Soren Schroder is shaking up Bunge Ltd five months after taking the helm of the 195-year-old agricultural trading house.
After vowing in February that he would make no major strategy changes when he became chief executive, the company's first new leader in 14 years has said that financial results must improve and chopped capital expenditure plans.
Continue Reading Below
On Thursday, Schroder told a quarterly earnings call that the status quo was unacceptable for Bunge's loss-making Brazilian sugar milling business and that he will explore options, including a sale, for the business.
Schroder, 52, also has ramped up discussions about share repurchases to the delight of investors who have watched as Bunge shares have failed to keep pace with those of rival Archer Daniels Midland Co . Bunge shares are up 13 percent so far this year, compared to gains of nearly 46 percent for ADM.
Analysts say the changes are promising signs for Bunge, one of the world's top oilseed processors and a major agricultural force in South America. Global grain companies need aggressive management amid intense competition to feed fast-developing countries like China, they said.
Bunge has launched a "strategic shift toward a focus on returns and returning capital to shareholders," BMO Capital Markets analyst Ken Zaslow said on Friday.
"There are initial signs that new CEO Soren Schroder appears both more inclined and more capable of returning cash to shareholders," Zaslow said.
Schroder, who studied economics at Connecticut College, took over from Alberto Weisser, 58, as CEO on June 1. Weisser transformed Bunge into one of the world's largest agricultural trading houses from a regional operator over 14 years as CEO and will serve as executive chairman through the end of the year.
Schroder's annual base salary is $1 million, compared to $1.2 million for Weisser.

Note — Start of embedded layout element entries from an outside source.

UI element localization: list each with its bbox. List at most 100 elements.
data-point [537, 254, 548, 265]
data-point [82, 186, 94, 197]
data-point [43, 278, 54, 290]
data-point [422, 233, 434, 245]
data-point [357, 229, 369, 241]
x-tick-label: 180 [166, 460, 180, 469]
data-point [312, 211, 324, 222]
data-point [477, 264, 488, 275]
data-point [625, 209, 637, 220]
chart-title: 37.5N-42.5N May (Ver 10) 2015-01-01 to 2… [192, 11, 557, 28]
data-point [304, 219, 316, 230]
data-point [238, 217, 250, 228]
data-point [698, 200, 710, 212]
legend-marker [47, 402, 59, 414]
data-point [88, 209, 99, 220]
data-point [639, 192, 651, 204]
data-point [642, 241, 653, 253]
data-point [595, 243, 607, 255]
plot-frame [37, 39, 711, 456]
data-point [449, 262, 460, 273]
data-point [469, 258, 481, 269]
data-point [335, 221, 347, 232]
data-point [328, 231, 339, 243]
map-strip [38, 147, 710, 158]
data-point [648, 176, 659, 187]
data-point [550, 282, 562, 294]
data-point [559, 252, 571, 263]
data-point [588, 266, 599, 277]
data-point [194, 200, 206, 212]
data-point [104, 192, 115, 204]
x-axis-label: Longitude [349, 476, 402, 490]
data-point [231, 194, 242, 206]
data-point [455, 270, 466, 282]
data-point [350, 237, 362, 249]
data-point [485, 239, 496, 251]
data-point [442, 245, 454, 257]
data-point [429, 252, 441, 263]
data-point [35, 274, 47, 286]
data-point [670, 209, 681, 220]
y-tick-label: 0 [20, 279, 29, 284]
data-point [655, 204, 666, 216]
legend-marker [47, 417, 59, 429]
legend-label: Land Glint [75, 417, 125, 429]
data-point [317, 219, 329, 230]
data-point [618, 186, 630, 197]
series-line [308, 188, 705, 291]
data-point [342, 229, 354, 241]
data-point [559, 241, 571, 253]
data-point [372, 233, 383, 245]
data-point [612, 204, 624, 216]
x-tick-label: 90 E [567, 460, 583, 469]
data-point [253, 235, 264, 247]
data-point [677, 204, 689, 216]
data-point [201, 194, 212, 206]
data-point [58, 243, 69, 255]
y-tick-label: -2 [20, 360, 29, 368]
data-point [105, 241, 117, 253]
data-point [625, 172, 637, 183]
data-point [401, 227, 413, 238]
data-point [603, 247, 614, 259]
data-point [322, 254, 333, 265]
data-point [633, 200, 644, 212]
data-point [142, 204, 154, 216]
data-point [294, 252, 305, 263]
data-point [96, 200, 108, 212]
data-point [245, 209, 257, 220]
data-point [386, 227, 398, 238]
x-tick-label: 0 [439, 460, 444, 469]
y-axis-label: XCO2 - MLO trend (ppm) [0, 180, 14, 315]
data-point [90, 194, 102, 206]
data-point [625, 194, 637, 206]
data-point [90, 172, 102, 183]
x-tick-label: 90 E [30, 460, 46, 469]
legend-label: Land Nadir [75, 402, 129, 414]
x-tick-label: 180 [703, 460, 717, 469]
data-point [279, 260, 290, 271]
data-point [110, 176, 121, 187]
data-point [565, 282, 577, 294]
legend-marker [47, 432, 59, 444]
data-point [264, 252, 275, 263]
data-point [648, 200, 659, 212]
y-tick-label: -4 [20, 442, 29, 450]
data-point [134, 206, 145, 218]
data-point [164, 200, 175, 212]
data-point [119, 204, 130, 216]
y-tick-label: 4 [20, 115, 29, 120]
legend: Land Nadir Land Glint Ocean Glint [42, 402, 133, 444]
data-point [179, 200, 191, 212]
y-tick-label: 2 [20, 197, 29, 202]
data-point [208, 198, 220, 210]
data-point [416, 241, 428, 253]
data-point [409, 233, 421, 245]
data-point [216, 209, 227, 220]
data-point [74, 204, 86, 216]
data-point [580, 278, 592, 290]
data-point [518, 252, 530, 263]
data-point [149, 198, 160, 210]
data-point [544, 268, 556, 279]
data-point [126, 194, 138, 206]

Like Weisser, he is eligible for substantial bonuses.
A former employee of rival Cargill, Schroder joined Bunge in 2000 and led the company's North America operations for three years before becoming CEO.
Schroder, in an interview after Bunge reported third-quarter earnings on Thursday, said the company was making a team effort to improve results.
Bunge reported revenue during the quarter slipped to $14.7 billion from $16.5 billion a year earlier, and came in below analysts' average forecast of $16.9 billion, according to Thomson Reuters I/B/E/S.
"The team is looking at the business very seriously, is committed to driving returns," Schroder told Reuters. "We're being very frank about what's working and what's not."
Schroder cut capital expenditure plans for 2014 to $900 million after reducing plans for 2013 by 16 percent to $1 billion. He said the company would postpone projects, such as expanding oilseed processing in China, with the goal of "buying time to grow into our own capacity."
North America and Brazil remain two areas of focus for growth because acquisitions would be "natural add-ons" to Bunge's food and ingredients business in the regions, Schroder said. In North America, Bunge is open to adding rice, wheat and corn mills, he said.
Bunge on Wednesday said it struck a deal to buy Grupo Altex wheat mills in Mexico for an undisclosed amount.
MAKING HIS MARK
Bunge Chief Financial Officer Drew Burke told analysts on Thursday that share repurchasing was "very much on our agenda," although no specific new program has been announced.
Bunge initiated a $700 million program to buy back shares in 2010. The company expanded the program to $950 million in 2012 and extended its duration indefinitely. It has used about $450 million of the $950 million so far.
"There's been a lot of talk about return of capital and probably more than the last several years combined," said Ari Gendason, managing principal for Arlon Group, a New York-based firm that invests in agricultural commodities and owns Bunge shares.
Schroder "has the benefit of knowing the culture and the people and the operations but also saying I'm going to put my own mark on this as CEO," Gendason said.